In general, any claim is acceptable, as long as it does not:
- Boast that a medicine can miraculously or absolutely treat, cure, or prevent a disease or illness;
- Exaggerate or falsely declare properties of the medicine; or
- Give the impression that the drug has a substance as its chief or component ingredient that it does not have, or has in a lower quantity than is believed to be present.
4. What are the regulatory requirements for over-the-counter (non-prescription) medications?
The regulatory requirements for household remedy drugs (OTCs) are the same as those for other drugs, and the Drug Act, as amended, is the main legislation that regulates them.
Before launching OTC products into the market, an importer or manufacturer will need to obtain three licenses/approvals from the FDA:
- An import or manufacturing license
- An approval for sample product importation
- Market authorization license.
Because there are no limitations on the channel of distribution for OTCs, they can be sold anywhere (e.g., supermarket, online, etc.) and the seller does not need to obtain a license to sell them.
5. Are there any limitations on locations or channels through which OTC products may be sold?
No, there are no limitations of the channel of distribution for OTC products.
6. What health, advertising, and marketing claims may be made for OTC products?
OTC products are subject to the same advertising and marketing restrictions mentioned in question 17 in Marketing, Manufacturing, Packaging & Labeling, Advertising.
7. Can OTC products be marketed or advertised directly to the public?
Yes, OTC products can be marketed or advertised directly to the public, once the advertisement has been approved by the Thai FDA.
8. What is the mechanism by which a prescription-only product can be converted to an OTC product?
In order to convert from a prescription-only product to an OTC product, the licensee must submit a reclassification letter, together with safety data, to the Secretary-General of the Thai FDA.
9. What are the requirements for the importation of either traditional medicines or OTC products?
First and foremost, an import license must be obtained before any import activity takes place.

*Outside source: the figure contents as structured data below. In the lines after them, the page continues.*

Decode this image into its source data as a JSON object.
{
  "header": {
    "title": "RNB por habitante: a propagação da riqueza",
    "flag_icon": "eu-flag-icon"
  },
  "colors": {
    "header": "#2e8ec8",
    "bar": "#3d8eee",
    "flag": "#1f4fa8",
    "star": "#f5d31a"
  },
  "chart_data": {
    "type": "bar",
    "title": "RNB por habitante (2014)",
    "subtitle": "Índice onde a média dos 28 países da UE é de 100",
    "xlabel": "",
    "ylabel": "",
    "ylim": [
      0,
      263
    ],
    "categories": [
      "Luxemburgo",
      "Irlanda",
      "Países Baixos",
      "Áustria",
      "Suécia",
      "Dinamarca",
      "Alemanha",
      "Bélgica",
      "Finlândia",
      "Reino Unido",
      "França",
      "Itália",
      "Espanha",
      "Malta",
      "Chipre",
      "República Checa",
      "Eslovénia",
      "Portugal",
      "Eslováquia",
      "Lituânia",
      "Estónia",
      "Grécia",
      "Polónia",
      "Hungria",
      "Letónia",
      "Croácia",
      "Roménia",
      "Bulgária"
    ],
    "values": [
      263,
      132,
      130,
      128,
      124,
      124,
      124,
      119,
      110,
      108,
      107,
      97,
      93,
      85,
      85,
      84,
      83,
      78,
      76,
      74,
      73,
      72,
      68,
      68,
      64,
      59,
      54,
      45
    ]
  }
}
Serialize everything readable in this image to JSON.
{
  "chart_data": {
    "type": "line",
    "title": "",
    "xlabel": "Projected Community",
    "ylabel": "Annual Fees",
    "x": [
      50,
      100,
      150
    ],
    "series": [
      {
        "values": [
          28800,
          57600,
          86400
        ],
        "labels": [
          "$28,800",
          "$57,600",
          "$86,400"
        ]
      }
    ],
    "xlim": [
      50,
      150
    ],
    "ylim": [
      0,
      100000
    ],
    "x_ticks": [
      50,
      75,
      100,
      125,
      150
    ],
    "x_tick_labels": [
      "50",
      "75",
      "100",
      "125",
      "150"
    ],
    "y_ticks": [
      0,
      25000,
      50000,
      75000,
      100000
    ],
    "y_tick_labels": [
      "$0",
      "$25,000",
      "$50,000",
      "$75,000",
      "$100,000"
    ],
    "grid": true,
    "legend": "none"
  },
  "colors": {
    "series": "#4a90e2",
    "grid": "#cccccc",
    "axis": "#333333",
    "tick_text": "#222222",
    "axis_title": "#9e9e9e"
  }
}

In order to obtain an import license for traditional medicines of OTC products, the applicant must:
- Be the owner of the business, and have sufficient assets and structure to be able to establish and operate the business;
- Be at least 20 years of age;
- Be a resident of Thailand;
- Not have been convicted for an offence against certain laws (e.g., laws concerning narcotics and psychotropic substances);
- Have the premises to produce, sell, import, or store drugs and equipment for use in the production, sale, or storage of drugs, and the control or maintenance of drug quality and quantity as prescribed in ministerial regulations;
- Use a trade name for the drug business that is not a repetition of, or similar to, a trade name used by another active licensee or a licensee whose license has been suspended or revoked for less than a full year.
After a license has been obtained, both OTCs and traditional drugs must be registered with the Thai FDA before they can be distributed in Thailand.